NEW YORK, May 13 (Xinhua) -- Oil prices fell Monday on the weaker-than-expected Chinese economic data.
China's industrial value-added output rose 9.3 percent year on year in April from an 8.9-percent growth in March, China's National Bureau of Statistics said Monday. But the latest figure fell short of economists' expectations of an increase of 9.5 percent. China is the second largest oil consumer in the world.
On the U.S. economic front, U.S. retail and food services sales posted a slight uptick last month.
The combined sales of retail and food services in April edged up 0.1 percent from the previous month to seasonally adjusted 419 billion U.S. dollars. The figure represented a 3.7 percent increase from a year earlier, said the U.S. Department of Commerce.
The rising dollar also caused oil prices to fall.

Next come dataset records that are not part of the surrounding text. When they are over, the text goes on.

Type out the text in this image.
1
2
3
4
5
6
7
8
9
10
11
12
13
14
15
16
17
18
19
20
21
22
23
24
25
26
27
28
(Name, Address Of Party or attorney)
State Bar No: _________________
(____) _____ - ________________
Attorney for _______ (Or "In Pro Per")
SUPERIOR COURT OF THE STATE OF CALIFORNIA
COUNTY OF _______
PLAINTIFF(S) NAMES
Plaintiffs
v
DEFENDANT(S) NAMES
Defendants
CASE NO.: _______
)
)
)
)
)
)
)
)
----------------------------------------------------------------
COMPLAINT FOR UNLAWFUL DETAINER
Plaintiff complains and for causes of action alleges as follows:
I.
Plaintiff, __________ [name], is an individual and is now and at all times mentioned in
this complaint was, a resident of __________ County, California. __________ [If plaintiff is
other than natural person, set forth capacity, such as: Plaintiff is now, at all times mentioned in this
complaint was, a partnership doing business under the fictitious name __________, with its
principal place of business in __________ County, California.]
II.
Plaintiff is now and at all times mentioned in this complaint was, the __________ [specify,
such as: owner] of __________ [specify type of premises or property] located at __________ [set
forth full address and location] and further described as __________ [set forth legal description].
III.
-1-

The dollar has risen in recent days against the euro and passed the 100-yen last week for the first time in four years. The strong greenback will dampen the demand for dollar-priced oil and make it less attractive to holders of other currencies.
Light, sweet crude for June delivery lost 87 cents, or 0.91 percent to settle at 95.17 dollars a barrel on the New York Mercantile Exchange.
Brent for June delivery went down 1.09 dollars, or 1.05 percent, to close at 102.82 dollars a barrel.